Naukowcy zajmujący się morzem na całym świecie uważają, że geoinżynieria oceaniczna może zaoferować środki do skutecznego przeciwdziałania zmianom klimatycznym. Ale czy uwięzienie gigaton węgla pod wodą może mieć nieprzewidziane konsekwencje?
W związku ze zbliżającym się szybko Cop26 w listopadzie, dziesiątki oceanicznych projektów geoinżynieryjnych są obecnie testowane w celu sprawdzenia wykonalności wychwytywania emisji dwutlenku węgla pod wodą.
Chociaż sadzenie drzew okazało się skutecznym sposobem przechwytywania istniejących emisji, wśród ekologów rośnie konsensus, że samo w sobie nie usunie wystarczającej ilości dwutlenku węgla, aby w znaczący sposób powstrzymać zmiany klimatyczne.
Jak stwierdza Peter Wadhams, kierownik fizyki oceanów na Uniwersytecie w Cambridge: „Musiałbyś zamienić Europę w jeden wielki pierwotny las. Działa, ale sam nie wystarczy.
Z tego powodu naukowcy szukają kolejnego wspaniałego naturalnego środka równoważącego w walce ze zmianami klimatycznymi. w stanie utrzymać 150 razy więcej węgla niż powietrze na jednostkę objętości, nasze oceany od dawna są reklamowane jako potencjalny zmieniacz gry.
Rzeczywiste rozwiązania w ofercie, umysł, wahają się od pomysłowych do wręcz nieprawdopodobnych.
https://www.youtube.com/watch?v=8r-oPRaUKLA&ab_channel=AboutEarthOnly
„Pogody” i „Rewilding”
Rozwiązanie wymyślone przez brytyjskiego biologa Toma Greena jest teoretycznie stosunkowo łatwe do zaaranżowania na szeroką skalę.

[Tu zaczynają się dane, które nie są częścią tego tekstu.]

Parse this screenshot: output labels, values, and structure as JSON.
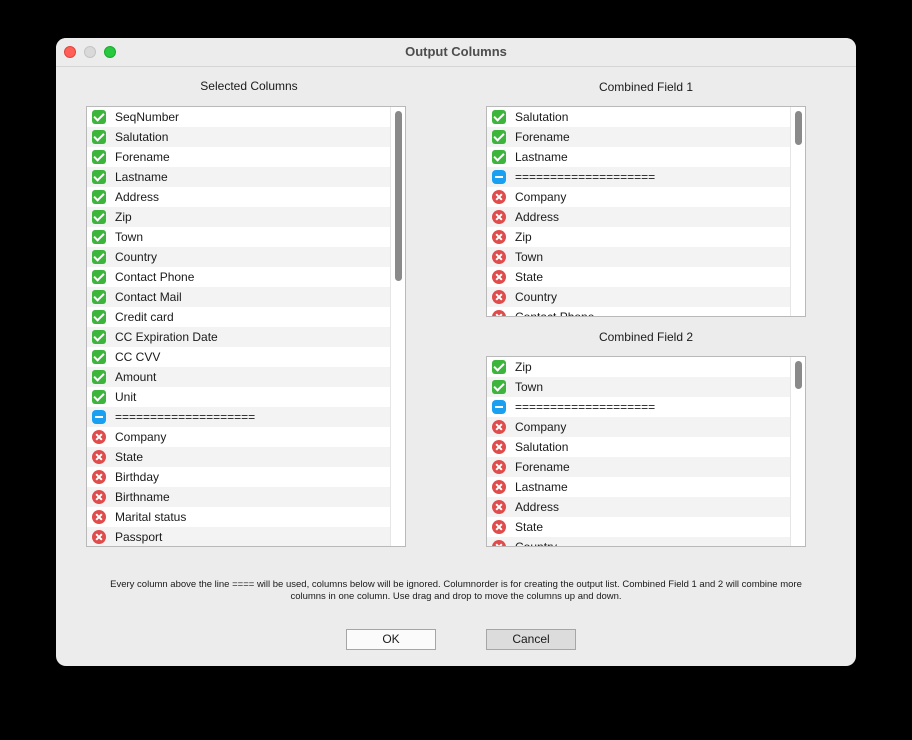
{
  "window": {
    "title": "Output Columns"
  },
  "selected": {
    "header": "Selected Columns",
    "items": [
      {
        "label": "SeqNumber",
        "status": "check"
      },
      {
        "label": "Salutation",
        "status": "check"
      },
      {
        "label": "Forename",
        "status": "check"
      },
      {
        "label": "Lastname",
        "status": "check"
      },
      {
        "label": "Address",
        "status": "check"
      },
      {
        "label": "Zip",
        "status": "check"
      },
      {
        "label": "Town",
        "status": "check"
      },
      {
        "label": "Country",
        "status": "check"
      },
      {
        "label": "Contact Phone",
        "status": "check"
      },
      {
        "label": "Contact Mail",
        "status": "check"
      },
      {
        "label": "Credit card",
        "status": "check"
      },
      {
        "label": "CC Expiration Date",
        "status": "check"
      },
      {
        "label": "CC CVV",
        "status": "check"
      },
      {
        "label": "Amount",
        "status": "check"
      },
      {
        "label": "Unit",
        "status": "check"
      },
      {
        "label": "====================",
        "status": "minus"
      },
      {
        "label": "Company",
        "status": "cross"
      },
      {
        "label": "State",
        "status": "cross"
      },
      {
        "label": "Birthday",
        "status": "cross"
      },
      {
        "label": "Birthname",
        "status": "cross"
      },
      {
        "label": "Marital status",
        "status": "cross"
      },
      {
        "label": "Passport",
        "status": "cross"
      }
    ]
  },
  "combined1": {
    "header": "Combined Field 1",
    "items": [
      {
        "label": "Salutation",
        "status": "check"
      },
      {
        "label": "Forename",
        "status": "check"
      },
      {
        "label": "Lastname",
        "status": "check"
      },
      {
        "label": "====================",
        "status": "minus"
      },
      {
        "label": "Company",
        "status": "cross"
      },
      {
        "label": "Address",
        "status": "cross"
      },
      {
        "label": "Zip",
        "status": "cross"
      },
      {
        "label": "Town",
        "status": "cross"
      },
      {
        "label": "State",
        "status": "cross"
      },
      {
        "label": "Country",
        "status": "cross"
      },
      {
        "label": "Contact Phone",
        "status": "cross"
      }
    ]
  },
  "combined2": {
    "header": "Combined Field 2",
    "items": [
      {
        "label": "Zip",
        "status": "check"
      },
      {
        "label": "Town",
        "status": "check"
      },
      {
        "label": "====================",
        "status": "minus"
      },
      {
        "label": "Company",
        "status": "cross"
      },
      {
        "label": "Salutation",
        "status": "cross"
      },
      {
        "label": "Forename",
        "status": "cross"
      },
      {
        "label": "Lastname",
        "status": "cross"
      },
      {
        "label": "Address",
        "status": "cross"
      },
      {
        "label": "State",
        "status": "cross"
      },
      {
        "label": "Country",
        "status": "cross"
      }
    ]
  },
  "info_text": "Every column above the line ==== will be used, columns below will be ignored. Columnorder is for creating the output list. Combined Field 1 and 2 will combine more columns in one column. Use drag and drop to move the columns up and down.",
  "buttons": {
    "ok": "OK",
    "cancel": "Cancel"
  },
  "icons": {
    "check": "checkmark-icon",
    "minus": "separator-icon",
    "cross": "excluded-icon"
  },
  "colors": {
    "check": "#3db53d",
    "minus": "#1aa0f0",
    "cross": "#e04b4b"
  }
}
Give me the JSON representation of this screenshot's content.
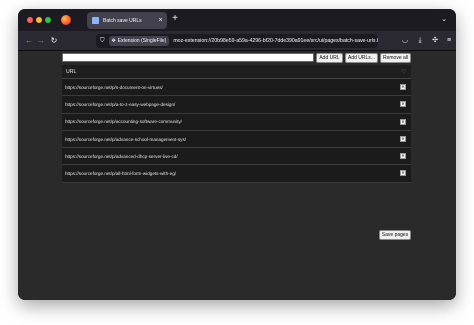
{
  "browser": {
    "tab_title": "Batch save URLs",
    "new_tab_symbol": "+",
    "close_symbol": "×",
    "tab_list_symbol": "⌄",
    "identity_chip": "Extension (SingleFile)",
    "url": "moz-extension://20b98e59-a59a-4296-bf20-7dde390a91ee/src/ui/pages/batch-save-urls.html",
    "icons": [
      "back-icon",
      "forward-icon",
      "reload-icon",
      "shield-icon",
      "puzzle-icon",
      "pocket-icon",
      "download-icon",
      "extensions-icon",
      "menu-icon"
    ]
  },
  "toolbar": {
    "input_value": "",
    "add_url_label": "Add URL",
    "add_urls_label": "Add URLs...",
    "remove_all_label": "Remove all"
  },
  "table": {
    "column_header": "URL",
    "remove_symbol": "✕",
    "rows": [
      "https://sourceforge.net/p/s-document-on-virtues/",
      "https://sourceforge.net/p/a-to-z-easy-webpage-design/",
      "https://sourceforge.net/p/accounting-software-community/",
      "https://sourceforge.net/p/advance-school-management-sys/",
      "https://sourceforge.net/p/advanced-dhcp-server-live-cd/",
      "https://sourceforge.net/p/all-html-form-widgets-with-eg/"
    ]
  },
  "footer": {
    "save_pages_label": "Save pages"
  }
}
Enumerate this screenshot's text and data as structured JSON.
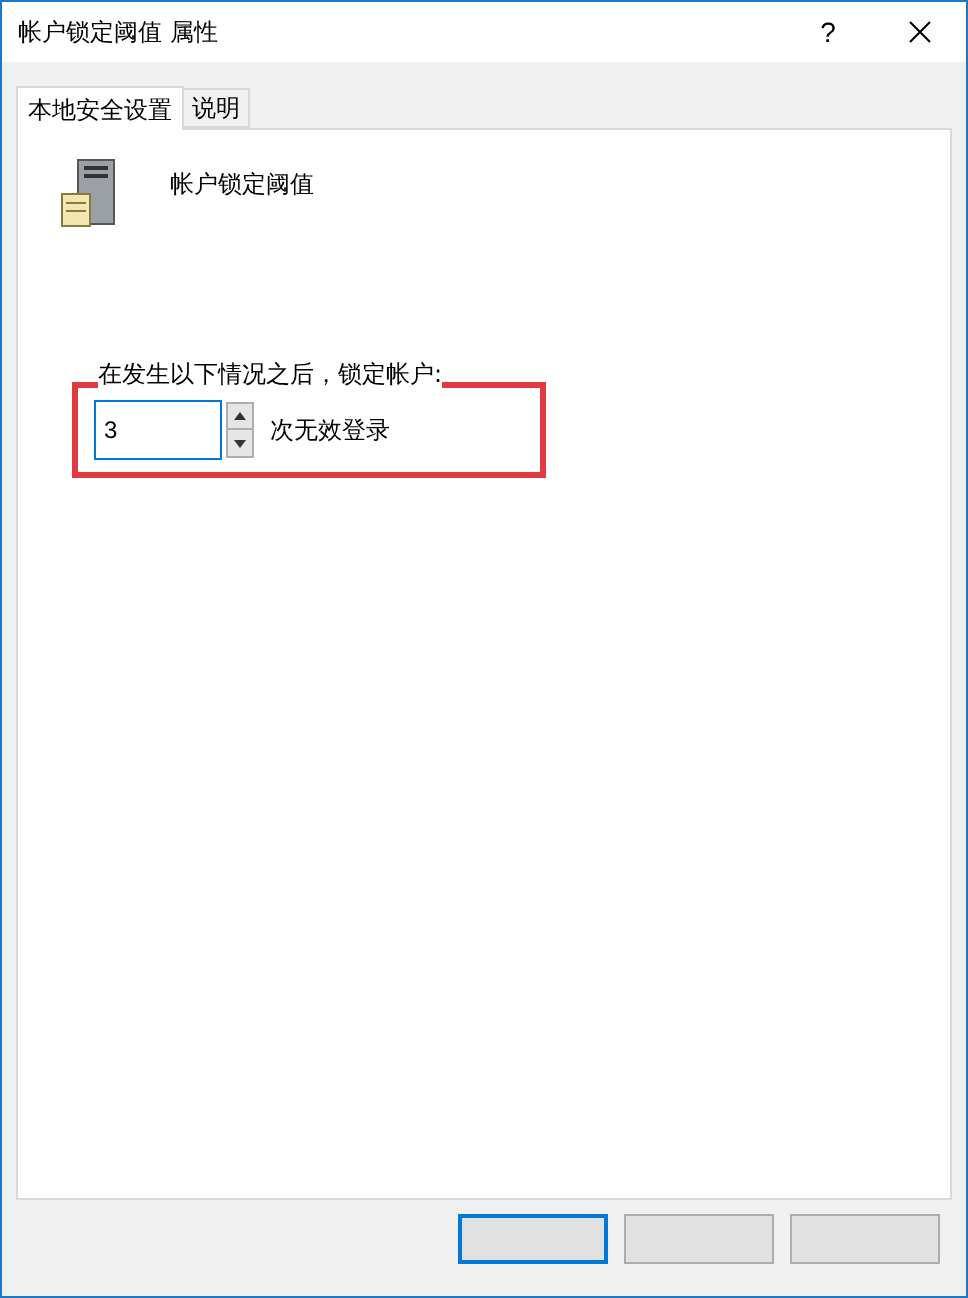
{
  "window": {
    "title": "帐户锁定阈值 属性",
    "help": "?"
  },
  "tabs": [
    {
      "label": "本地安全设置",
      "selected": true
    },
    {
      "label": "说明",
      "selected": false
    }
  ],
  "policy": {
    "name": "帐户锁定阈值"
  },
  "setting": {
    "prompt": "在发生以下情况之后，锁定帐户:",
    "value": "3",
    "unit": "次无效登录",
    "highlighted": true
  },
  "buttons": [
    {
      "default": true
    },
    {
      "default": false
    },
    {
      "default": false
    }
  ]
}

Naciągany, jak to brzmi na papierze, plan Greena polega na zablokowaniu atmosferycznego węgla w piasku koloru groszku – zrobionym ze skały wulkanicznej zwanej oliwinem – na dnie oceanu.
Według jego własnego Obliczenia, deponowanie tego materiału na morzu na 2% światowych linii brzegowych pozwoliłoby co roku wychwycić 100% globalnych emisji dwutlenku węgla. Wyobraź sobie, że.
Opierając się na naturalnym procesie zwanym wietrzeniem, mówi się, że piasek ten rozpuszcza się z czasem w wodzie, powodując reakcję chemiczną, która pochłania ogromne ilości węgla z powietrza. Po nakłonieniu do tego podwodnego grobowca, zapas węgla zostanie hipotetycznie wykorzystany przez wapnienie organizmów, takich jak skorupiaki i koralowce – których ostateczne zwłoki zatopią się jako osad i zamienią się w wapień.
Brzmi niesamowicie, dobrze, więc na co dokładnie czekamy?
Zbieranie oliwinu nie stanowi problemu dla badaczy. Niestety, po prostu nie wiemy dokładnie, jak przyspieszenie reakcji chemicznych wpłynie na otaczające ekosystemy i bioróżnorodność. Dopóki nie zostanie to ustalone na pewno, projekty takie jak Green nigdy nie zostaną uruchomione.
Alternatywnie naukowcy rozważają możliwość: ponowne zdziczenie naszych wybrzeży z głodnymi węgla roślinami, takimi jak wodorosty lub trawa morska, chociaż proces ten wymagałby znacznie więcej konserwacji i organizacji przez cały rok. Jeśli chodzi o zakres, w samej Wielkiej Brytanii wymarło 90% łąk trawy morskiej.
Gdyby miało to nastąpić na sugerowaną tutaj skalę, do atmosfery natychmiast wypuszczono by dosłownie gigatony węgla, prowadząc do szybkiego ocieplenia. To oczywiste, ale to zdecydowanie czyż nie być dobrym.